AG: That’s a great story.

(Top image: Sam Viviano, BFA ’75, hard at work in the MAD offices. Courtesy of Viviano.)

Comments

  1. Free Polazzo - 1968

    Great article. I loved MAD magazine and especially Sergio Aragones. Was wondering if Sam met him.
    I not only collected all his “Groo the Wanderer” Series but when I gave them to my grandsons, they also loved them. Great Art and Great stories. (This is not a paid commercial!)
    Free

    Reply

  2. Cass Singer - 1981 (Law)

    Greetings from a fellow Pilot (Class of ’71) who can corroborate (if not completely commiserate with) your comment about the visual arts (or lack thereof) at the old school. As was said in the day, what a long, strange trip it’s been … Congrats on the recognition here, and best regards.

    Reply

  3. Perri Knize - 1976

    Sam! It’s wonderful to catch up on your story here. What a sweet surprise to find this article in my inbox. Still remember you fondly from back in the day when you helped me get my bearings in the New York design world of the early 1980s. All these kudos are so well deserved!

    Reply

  4. Alan Bernstein - 1991 - Film/Video Studies

    Sam’s story is terrific, as is he. You’ll be able to hear more of it straight from the horse’s mouth in “When We Went MAD!” a documentary on the history and influence of MAD Magazine. We are still in production, but you can follow up on our progress by visiting http://www.whenwewentmad.com or https://www.facebook.com/WhenWeWentMAD.

    Reply

  5. Paul Schissler - 1975

    Great to see this article about Sam. Spent one Summer as a Freshman Orientation Leader with Sam. He did caricatures of all the Leaders that Summer and I still have mine hanging on the wall of my office. I guess that means I’ve thought about Sam, in that round about way, almost every day since then. He was a very dramatic guy, starring in some theater productions and did a mean version of Poe’s “Nevermore” by candle light.
    The Freshmen loved that one.
    Good for you Sam!!

    Reply

  6. Ramona Bashshur - 1984

    GREAT story as well as fascinating insight into the world of one of my favorite humor magazines of all time.

    Reply

  7. Tom Archambeau - 1975(B.S. Zoology), 1979 (Med)

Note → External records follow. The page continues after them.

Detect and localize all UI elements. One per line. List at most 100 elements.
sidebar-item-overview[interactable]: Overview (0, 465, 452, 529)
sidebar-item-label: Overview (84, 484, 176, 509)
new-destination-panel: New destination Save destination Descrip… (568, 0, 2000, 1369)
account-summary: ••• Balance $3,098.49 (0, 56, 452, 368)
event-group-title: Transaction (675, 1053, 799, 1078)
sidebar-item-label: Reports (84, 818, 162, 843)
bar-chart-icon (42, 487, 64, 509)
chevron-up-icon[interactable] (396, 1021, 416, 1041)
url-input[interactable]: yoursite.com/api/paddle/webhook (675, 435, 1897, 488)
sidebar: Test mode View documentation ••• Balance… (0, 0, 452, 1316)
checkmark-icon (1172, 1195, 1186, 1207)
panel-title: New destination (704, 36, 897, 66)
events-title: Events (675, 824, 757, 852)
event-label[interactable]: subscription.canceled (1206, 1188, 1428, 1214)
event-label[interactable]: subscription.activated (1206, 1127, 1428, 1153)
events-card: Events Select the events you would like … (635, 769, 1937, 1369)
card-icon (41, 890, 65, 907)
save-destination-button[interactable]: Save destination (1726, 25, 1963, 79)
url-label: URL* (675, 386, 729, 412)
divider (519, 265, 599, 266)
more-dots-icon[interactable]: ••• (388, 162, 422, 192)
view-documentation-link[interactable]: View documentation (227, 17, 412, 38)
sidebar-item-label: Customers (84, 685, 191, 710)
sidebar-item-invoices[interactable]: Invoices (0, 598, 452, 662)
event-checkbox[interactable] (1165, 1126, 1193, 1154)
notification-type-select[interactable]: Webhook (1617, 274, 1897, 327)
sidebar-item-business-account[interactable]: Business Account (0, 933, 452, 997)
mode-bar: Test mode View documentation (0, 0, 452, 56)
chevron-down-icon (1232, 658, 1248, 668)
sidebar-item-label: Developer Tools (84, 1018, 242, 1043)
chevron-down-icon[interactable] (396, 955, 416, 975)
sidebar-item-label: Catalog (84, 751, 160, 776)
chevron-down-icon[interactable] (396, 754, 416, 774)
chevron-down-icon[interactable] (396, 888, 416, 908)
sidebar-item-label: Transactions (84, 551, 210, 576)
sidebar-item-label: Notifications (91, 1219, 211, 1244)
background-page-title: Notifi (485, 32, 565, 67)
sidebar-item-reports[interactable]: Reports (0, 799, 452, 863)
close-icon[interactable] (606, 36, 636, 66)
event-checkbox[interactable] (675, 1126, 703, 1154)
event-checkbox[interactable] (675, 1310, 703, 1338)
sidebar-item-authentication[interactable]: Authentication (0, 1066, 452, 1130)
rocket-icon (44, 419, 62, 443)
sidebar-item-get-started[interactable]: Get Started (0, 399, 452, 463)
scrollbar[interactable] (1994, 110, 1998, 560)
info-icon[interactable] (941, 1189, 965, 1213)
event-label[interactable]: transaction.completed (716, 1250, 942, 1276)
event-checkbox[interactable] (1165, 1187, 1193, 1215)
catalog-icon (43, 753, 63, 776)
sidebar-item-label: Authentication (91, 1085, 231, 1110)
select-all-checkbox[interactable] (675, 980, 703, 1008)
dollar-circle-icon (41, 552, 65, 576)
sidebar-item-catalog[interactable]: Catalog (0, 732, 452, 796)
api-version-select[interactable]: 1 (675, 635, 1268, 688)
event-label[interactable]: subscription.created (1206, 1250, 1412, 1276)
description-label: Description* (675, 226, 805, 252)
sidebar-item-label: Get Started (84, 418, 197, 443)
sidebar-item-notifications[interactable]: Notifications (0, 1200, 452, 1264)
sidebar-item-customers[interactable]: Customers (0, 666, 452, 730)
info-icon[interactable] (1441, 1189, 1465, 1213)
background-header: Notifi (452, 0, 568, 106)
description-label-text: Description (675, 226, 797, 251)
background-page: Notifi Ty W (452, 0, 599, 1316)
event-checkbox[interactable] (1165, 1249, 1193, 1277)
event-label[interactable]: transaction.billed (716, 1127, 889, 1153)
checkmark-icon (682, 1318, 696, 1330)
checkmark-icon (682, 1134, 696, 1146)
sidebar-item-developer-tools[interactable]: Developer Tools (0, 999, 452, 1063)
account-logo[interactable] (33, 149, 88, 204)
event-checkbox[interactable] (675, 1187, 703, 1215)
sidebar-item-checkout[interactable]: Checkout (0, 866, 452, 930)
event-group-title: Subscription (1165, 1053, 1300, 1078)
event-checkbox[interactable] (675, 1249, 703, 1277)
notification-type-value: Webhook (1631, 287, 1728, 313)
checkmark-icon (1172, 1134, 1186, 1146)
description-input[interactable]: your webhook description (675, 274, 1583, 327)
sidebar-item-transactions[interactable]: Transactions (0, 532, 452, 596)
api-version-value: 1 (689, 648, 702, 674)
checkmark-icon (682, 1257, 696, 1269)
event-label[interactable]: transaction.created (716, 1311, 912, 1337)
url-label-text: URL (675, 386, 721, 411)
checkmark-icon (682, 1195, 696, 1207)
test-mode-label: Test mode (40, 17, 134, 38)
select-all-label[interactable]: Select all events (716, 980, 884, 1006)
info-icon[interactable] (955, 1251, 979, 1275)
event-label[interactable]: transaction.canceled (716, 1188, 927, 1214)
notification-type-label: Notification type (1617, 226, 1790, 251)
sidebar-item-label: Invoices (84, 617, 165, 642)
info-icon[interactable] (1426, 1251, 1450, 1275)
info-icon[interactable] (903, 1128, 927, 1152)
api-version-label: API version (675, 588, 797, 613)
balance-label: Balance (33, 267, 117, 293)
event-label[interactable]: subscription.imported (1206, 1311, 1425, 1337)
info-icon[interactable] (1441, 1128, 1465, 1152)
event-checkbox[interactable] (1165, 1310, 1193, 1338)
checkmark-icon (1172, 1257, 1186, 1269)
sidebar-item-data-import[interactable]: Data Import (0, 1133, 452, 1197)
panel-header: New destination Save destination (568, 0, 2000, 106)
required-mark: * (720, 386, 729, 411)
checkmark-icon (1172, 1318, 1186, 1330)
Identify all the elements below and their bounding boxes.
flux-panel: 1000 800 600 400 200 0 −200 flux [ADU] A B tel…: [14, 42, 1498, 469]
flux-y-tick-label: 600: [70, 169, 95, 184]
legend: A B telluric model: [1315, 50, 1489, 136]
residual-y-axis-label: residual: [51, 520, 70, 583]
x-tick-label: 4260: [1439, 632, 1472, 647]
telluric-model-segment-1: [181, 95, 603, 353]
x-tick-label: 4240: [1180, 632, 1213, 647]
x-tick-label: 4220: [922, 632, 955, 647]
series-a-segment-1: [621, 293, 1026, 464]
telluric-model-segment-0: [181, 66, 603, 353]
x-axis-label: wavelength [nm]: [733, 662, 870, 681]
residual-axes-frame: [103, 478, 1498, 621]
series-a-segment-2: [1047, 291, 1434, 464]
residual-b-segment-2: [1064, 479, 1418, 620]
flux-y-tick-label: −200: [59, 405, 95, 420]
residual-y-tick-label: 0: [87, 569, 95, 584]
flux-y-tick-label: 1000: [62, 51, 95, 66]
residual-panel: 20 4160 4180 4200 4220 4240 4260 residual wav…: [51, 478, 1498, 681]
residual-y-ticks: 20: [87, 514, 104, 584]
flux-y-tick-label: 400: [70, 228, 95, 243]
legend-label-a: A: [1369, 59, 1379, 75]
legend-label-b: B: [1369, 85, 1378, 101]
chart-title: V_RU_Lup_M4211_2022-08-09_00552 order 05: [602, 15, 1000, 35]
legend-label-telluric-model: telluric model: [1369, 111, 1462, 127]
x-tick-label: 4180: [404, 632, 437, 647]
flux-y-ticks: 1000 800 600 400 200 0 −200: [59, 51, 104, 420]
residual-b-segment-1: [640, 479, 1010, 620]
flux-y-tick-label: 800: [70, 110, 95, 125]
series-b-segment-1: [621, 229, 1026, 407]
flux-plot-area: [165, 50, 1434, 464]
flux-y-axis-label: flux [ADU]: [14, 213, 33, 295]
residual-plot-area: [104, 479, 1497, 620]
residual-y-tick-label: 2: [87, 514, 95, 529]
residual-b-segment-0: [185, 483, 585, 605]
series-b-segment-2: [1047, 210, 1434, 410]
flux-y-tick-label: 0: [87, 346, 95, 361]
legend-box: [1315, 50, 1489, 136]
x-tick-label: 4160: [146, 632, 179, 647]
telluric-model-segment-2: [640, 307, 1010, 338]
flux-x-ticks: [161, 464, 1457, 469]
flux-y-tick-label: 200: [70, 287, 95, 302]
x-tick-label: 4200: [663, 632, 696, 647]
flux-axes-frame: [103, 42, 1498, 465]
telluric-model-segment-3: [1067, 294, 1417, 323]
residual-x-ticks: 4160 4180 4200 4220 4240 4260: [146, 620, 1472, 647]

    I met/knew Sam only briefly as a fellow freshman at UM in 1971. Some of my high school classmates from Muskegon were also freshmen at U-M that year, and they somehow knew a few of Sam’s high school friends. As a result we ended up at some of the same freshmen “social gatherings”. Despite the brief time I actually spent with Sam, I still vividly remember how incredibly talented, intelligent, yet quite modest he seemed to be. Even as a freshman, his skill at drawing caricatures would result in friends asking him to draw one for them on the spot, and in no time at all he would produce this amazing caricature of them. I’m happy to learn that his passion became his vocation. All these years later, I still think he must be one of the most talented people I have ever met. Congratulations Sam!

    Reply

  8. THOMAS GAINER - SAME AS SAM!

    HI SAM VIVIANO…TOM GAINER HERE. DON’T THINK I’VE SEEN YOU SINCE ST MATT’S! I WENT TO BISHOP GALLAGHER…I THINK I REMEMBER YOU WENT TO DE LA SALLE? WITH CHRIS MCBRIDE WHO LIVED 3 DOORS DOWN FROM ME ON 3 MILE DRIVE, AND HAS LIVED IN PHOENIX, AS A LAWYER, FOR YEARS. WELL, GREAT INTERVIEW, NICE GOING ON YOUR CAREER…WOW, NYC AND MAD MAGAZINE…MUST BE (AND HAS BEEN) A THRILL! OF COURSE I LOVED THAT MAG GROWING UP..UNTIL I MATURED INTO PENTHOUSE, OF COURSE. I STILL HANG WITH CASACELI, KAUFMANN, SWANDO, LAETHEM, AND TOM WHITE, NAMES THAT I KNOW YOU KNOW. TAKE CARE, IT’D BE GREAT TO SEE YOU IN NYC WHEN I’M THERE WITH LARRY, WHOSE DAUGHTER LIVES THERE, AND WORKS FOR COLBERT.

    Reply

  9. Nora Saady / Trabilsy - St. Matthew Elementary

    Sammy (that’s what we called you), I sat next to you in elementary school and remember you drawing! Lovely to see how your life has unfolded.

    Reply

  10. Carol (Appleton) Holloway - 1975

    Hi, Sam – I also used to call you Sammy, when we were playmates down the street from each other in Detroit. We attended U-M at the same time but our paths never really crossed (I graduated from LS&A). I’m happy for your success, and I hope you feel that you have attained the status of “rich and famous illustrator.” Well, at least famous!